G.H. Nous, on le voit bien cet avenir. Toute la partie export est reprise par le groupe Al Munajem qui était jusque là client de Doux, donc c'est une bonne chose. LDC a repris les usines de Quimper et Châteaulin et part à la reconquête du marché avec ce nouvel abattoir. Et nous avons constitué une société qui s’appelle Yer Breizh avec le groupe Al Munajen, le groupe LDC, le groupe Terrena, Triskalia et la Région Bretagne. C’est un peu l’unité nationale pour la reconquête du marché. On veut proposer aux éleveurs un projet avec un débouché solide.  En face, il y a des consommateurs zappeurs qui, suivant le moment de la journée, veut du label, du certifié, pour son sandwich ou son repas de famille. On doit répondre au consommateur. Je pense qu'il est prêt à payer un peu plus cher.

 

Dans la reconquête du marché de la volaille française, les éleveurs bretons ont-ils des atouts que d’autres n’ont pas ?

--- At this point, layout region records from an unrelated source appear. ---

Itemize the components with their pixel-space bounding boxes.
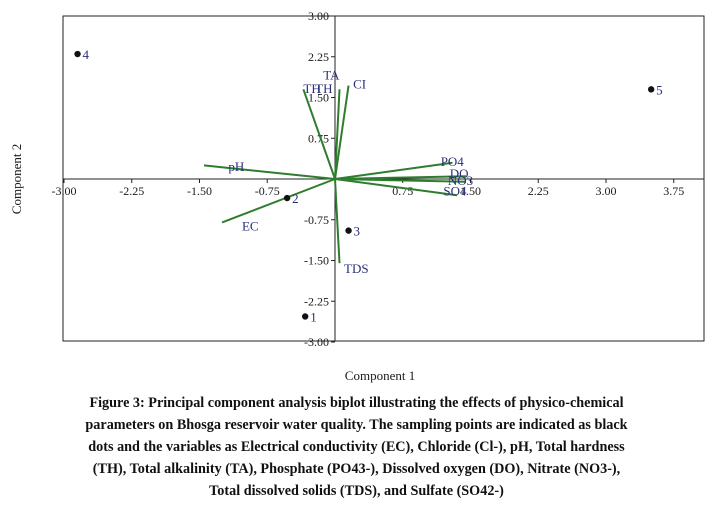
sample-points: 1 2 3 4 5 xyxy=(74,47,663,324)
vector-label: TDS xyxy=(344,261,369,276)
caption-line: (TH), Total alkalinity (TA), Phosphate (… xyxy=(92,461,621,477)
caption-line: Total dissolved solids (TDS), and Sulfat… xyxy=(209,483,504,499)
x-tick-label: 1.50 xyxy=(460,184,481,198)
y-tick-label: -2.25 xyxy=(304,294,329,308)
sample-point-label: 3 xyxy=(354,224,361,239)
caption-line: dots and the variables as Electrical con… xyxy=(88,439,625,455)
x-tick-label: -2.25 xyxy=(119,184,144,198)
y-tick-label: 1.50 xyxy=(308,91,329,105)
vector-label: NO3 xyxy=(448,173,473,188)
x-tick-label: 2.25 xyxy=(528,184,549,198)
sample-point xyxy=(345,227,352,234)
x-tick-label: -0.75 xyxy=(255,184,280,198)
x-tick-label: -3.00 xyxy=(52,184,77,198)
vector-label: DO xyxy=(450,166,469,181)
pca-biplot: -3.00 -2.25 -1.50 -0.75 0.75 1.50 2.25 3.00 3.75… xyxy=(9,9,705,383)
caption-line: Figure 3: Principal component analysis b… xyxy=(89,395,624,411)
vector-label: SO4 xyxy=(443,183,467,198)
y-tick-label: -1.50 xyxy=(304,254,329,268)
loading-vectors xyxy=(203,85,467,264)
sample-point-label: 2 xyxy=(292,191,299,206)
vector-label: TA xyxy=(323,68,340,83)
loading-vector-ph xyxy=(203,164,336,180)
loading-vector-ta xyxy=(334,89,341,180)
loading-vector-cl xyxy=(334,85,350,180)
sample-point-label: 1 xyxy=(310,309,317,324)
y-axis-label: Component 2 xyxy=(9,144,24,214)
sample-point-label: 4 xyxy=(83,47,90,62)
vector-label: TH xyxy=(303,81,320,96)
y-tick-label: -3.00 xyxy=(304,335,329,349)
vector-label: pH xyxy=(228,159,244,174)
x-tick-label: 3.75 xyxy=(663,184,684,198)
vector-label: EC xyxy=(242,219,259,234)
loading-vector-tds xyxy=(334,178,341,264)
y-tick-label: -0.75 xyxy=(304,213,329,227)
y-tick-label: 3.00 xyxy=(308,9,329,23)
vector-label: CI xyxy=(353,76,366,91)
x-tick-label: -1.50 xyxy=(187,184,212,198)
figure-caption: Figure 3: Principal component analysis b… xyxy=(0,392,713,502)
loading-vector-po4 xyxy=(334,161,453,180)
sample-point xyxy=(74,50,81,58)
sample-point xyxy=(647,86,655,93)
vector-label: PO4 xyxy=(441,154,465,169)
sample-point xyxy=(283,194,291,202)
loading-vector-ec xyxy=(221,178,336,224)
y-tick-label: 0.75 xyxy=(308,131,329,145)
sample-point xyxy=(301,313,309,320)
y-ticks: 3.00 2.25 1.50 0.75 -0.75 -1.50 -2.25 -3.00 xyxy=(304,9,335,349)
x-ticks: -3.00 -2.25 -1.50 -0.75 0.75 1.50 2.25 3.00 3.75 xyxy=(52,179,684,198)
vector-label: TH xyxy=(315,81,332,96)
sample-point-label: 5 xyxy=(656,82,663,97)
loading-vector-no3 xyxy=(334,178,467,183)
caption-line: parameters on Bhosga reservoir water qua… xyxy=(85,417,628,433)
loading-vector-th xyxy=(302,89,336,180)
y-tick-label: 2.25 xyxy=(308,50,329,64)
loading-vector-so4 xyxy=(334,178,458,197)
x-tick-label: 3.00 xyxy=(596,184,617,198)
x-axis-label: Component 1 xyxy=(345,368,415,383)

G.H. Oui je vous le disais, c’est leur savoir-faire. Les Bretons ont le sens de l’élevage. Par contre cette reconquête va appeler des mutations. Ce n’est pas la même chose de faire un poulet export d'1,7 kg ou un poulet plus lourd de 2,3 à 2,5 kg qui répond à la volonté de reconquête du marché intérieur. L’objectif est qu’à l’horizon 2021, tous ces éleveurs soient "Nature d’éleveurs". 15 % sont déjà dans cette démarche de progrès. La responsabilité sociale et environnementale (RSE) va s’imposer aux éleveurs, notre responsabilité de la porter. Nous traduisons cette volonté par la mise en place de fenêtres dans tous les élevages, par l’enrichissement du milieu avec des bottes de paille, des perchoirs ou par la réduction de densité pour le bien-être animal. On a baissé de 42 % l’utilisation d’antibiotiques en trois ans, c’est une vraie révolution ! On est aidé par les jeunes éleveurs, ils ont cette lucidité. Tout cela va tout à fait dans le sens des États généraux de l’alimentation. Il faut qu’on soit fiers de notre production française. Arrêtons de faire du dénigrement en disant qu’on ne produit pas bien en Bretagne. Et bien non, on produit bien avec des produits de qualité, tout en étant compétitif. À nous d’assurer l’équilibre économique et la marge de l’ensemble des éleveurs en créant des outils comme il y en existe en Europe du Nord. On a déjà celui de Boscher à Mûr-de-Bretagne et le nouvel abattoir répondra à ces mêmes critères (400 000 poulets semaines ndlr) avec un investissement global de 55 millions. 250 emplois seront créés pour reprendre des salariés du site existant et 5 millions d'euros seront investis sur l’usine de Quimper. Nous avons investi 200 millions d’euros dans l’ensemble de nos outils cette année. C’est un vrai projet de groupe, fédérateur, avec une éthique générale, qui est un gage de fierté pour les éleveurs. On est en train de réécrire une page et on accueille les éleveurs d’où qu’ils soient.